Robinson Oliver, Chadeau Hyam Marc, Karaman Ibrahim, Climaco Pinto Rui, Ala-Korpela Mika, Handakas Evangelos, Fiorito Giovanni, Gao He, Heard Andy, Jarvelin Marjo-Riitta, Lewis Matthew, Pazoki Raha, Polidoro Silvia, Tzoulaki Ioanna, Wielscher Matthias, Elliott Paul, Vineis Paolo
MRC Centre for Environment and Health, Department of Epidemiology and Biostatistics, School of Public Health, Imperial College London, London, UK.
Computational Medicine, Faculty of Medicine, University of Oulu and Biocenter Oulu, Oulu, Finland.
Aging Cell. 2020 Jun;19(6):e13149. doi: 10.1111/acel.13149. Epub 2020 May 3.
Markers of biological aging have potential utility in primary care and public health. We developed a model of age based on untargeted metabolic profiling across multiple platforms, including nuclear magnetic resonance spectroscopy and liquid chromatography-mass spectrometry in urine and serum, within a large sample (N = 2,239) from the UK Airwave cohort. We validated a subset of model predictors in a Finnish cohort including repeat measurements from 2,144 individuals. We investigated the determinants of accelerated aging, including lifestyle and psychological risk factors for premature mortality. The metabolomic age model was well correlated with chronological age (mean r = .86 across independent test sets). Increased metabolomic age acceleration (mAA) was associated after false discovery rate (FDR) correction with overweight/obesity, diabetes, heavy alcohol use and depression. DNA methylation age acceleration measures were uncorrelated with mAA. Increased DNA methylation phenotypic age acceleration (N = 1,110) was associated after FDR correction with heavy alcohol use, hypertension and low income. In conclusion, metabolomics is a promising approach for the assessment of biological age and appears complementary to established epigenetic clocks.

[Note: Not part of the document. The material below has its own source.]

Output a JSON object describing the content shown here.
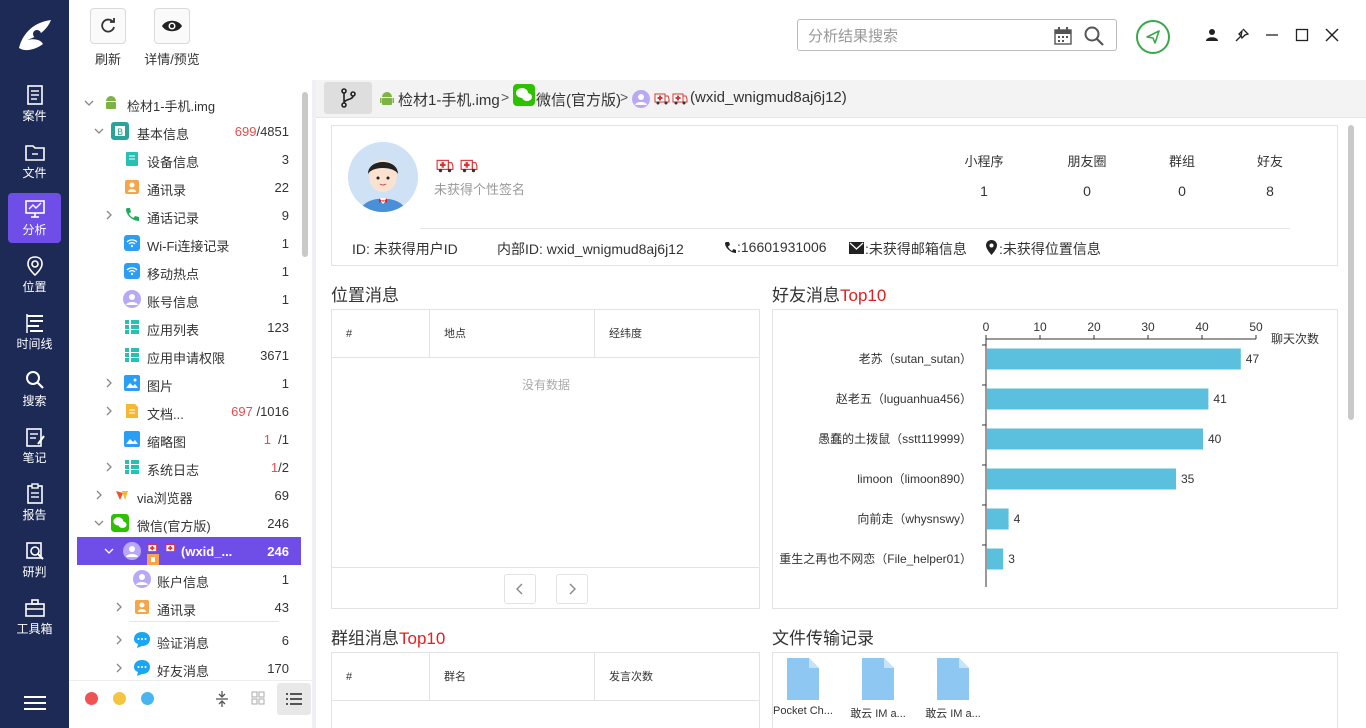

生物衰老标志物在初级保健和公共卫生领域具有潜在用途。我们基于多平台的非靶向代谢谱分析开发了一种年龄模型,这些平台包括来自英国电波队列的大量样本(N = 2239)中的尿液和血清的核磁共振光谱法和液相色谱 - 质谱法。我们在一个芬兰队列中验证了模型预测因子的一个子集,该队列包括来自2144名个体的重复测量数据。我们研究了加速衰老的决定因素,包括过早死亡的生活方式和心理风险因素。代谢组学年龄模型与实际年龄高度相关(独立测试集的平均r = 0.86)。在错误发现率(FDR)校正后,代谢组学年龄加速(mAA)增加与超重/肥胖、糖尿病、大量饮酒和抑郁症相关。DNA甲基化年龄加速测量与mAA不相关。在FDR校正后,DNA甲基化表型年龄加速增加(N = 1110)与大量饮酒、高血压和低收入相关。总之,代谢组学是评估生物年龄的一种有前途的方法,并且似乎是对已建立的表观遗传时钟的补充。